Amuse-gueule nach Art des Hauses
Neil Gaiman tut wieder einmal, was er am besten kann: Er bedient sich bei traditionellen Elementen des Geschichtenerzählens, in diesem Fall beim Figurenpersonal der Commedia dell´arte, fügt ein Quäntchen Magie und eine Prise seines düsteren Humors hinzu und kocht damit sein eigenes, meist recht schmackhaftes Süppchen.
Dann holt er sich einen ausgezeichneten Grafiker mit an Bord, in diesem Fall seinen Mitstreiter aus der Zeit der Bücher der Magie: John Bolton. Dieser hat die Geschichte in den für ihn typischen, fotorealistischen Malereien umgesetzt, mit denen er in diesem Comic einen ganz eigentümlichen Effekt erzielt: Obwohl die Figuren sehr realistisch wirken, obwohl die Hintergründe eindeutig als leicht verfremdete Fotografien zu erkennen sind, schwebt doch ein Hauch Surrealismus über allem.
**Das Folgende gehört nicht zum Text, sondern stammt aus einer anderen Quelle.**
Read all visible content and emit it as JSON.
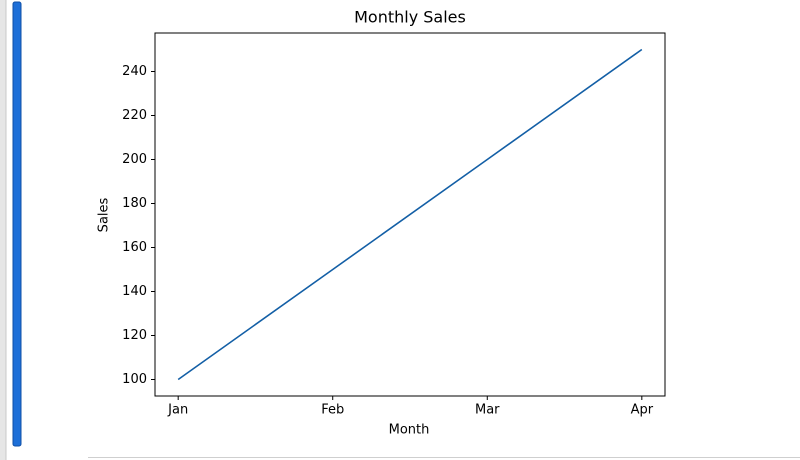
{
  "chart_data": {
    "type": "line",
    "title": "Monthly Sales",
    "x_label": "Month",
    "y_label": "Sales",
    "categories": [
      "Jan",
      "Feb",
      "Mar",
      "Apr"
    ],
    "series": [
      {
        "name": "Sales",
        "color": "#135fa6",
        "values": [
          100,
          150,
          200,
          250
        ]
      }
    ],
    "ylim": [
      92.5,
      257.5
    ],
    "yticks": [
      100,
      120,
      140,
      160,
      180,
      200,
      220,
      240
    ],
    "grid": false
  }
}
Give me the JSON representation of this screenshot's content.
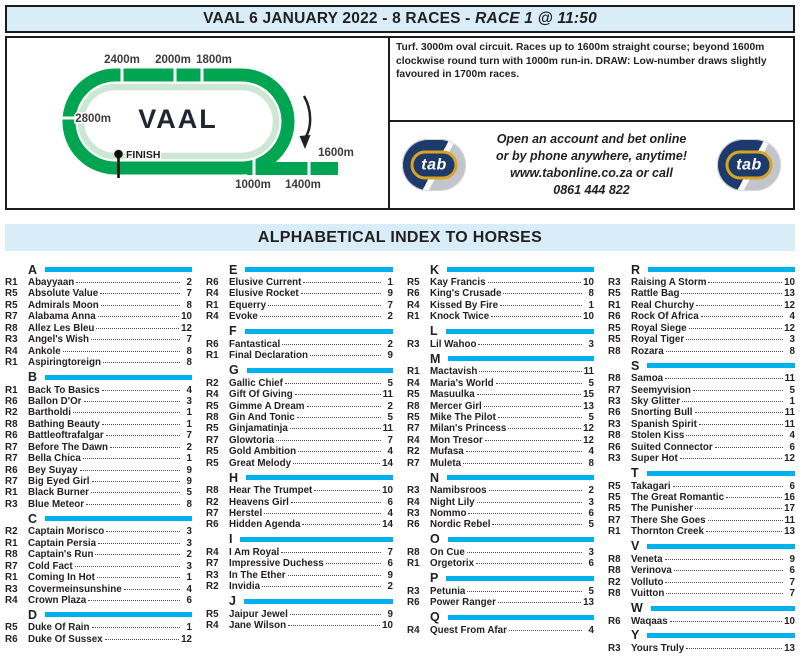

Die Figuren scheinen sich nicht einfügen zu wollen in ihre Hintergründe, sie scheinen eher davor zu schweben, isoliert von dicken Umrandungen. Damit signalisiert Bolton noch einmal: Das hier ist ein Märchen, eine Etüde, ein kleines Kunststückchen, mit dem wir dem werten Publikum eine Weile lang die Zeit vertreiben möchten.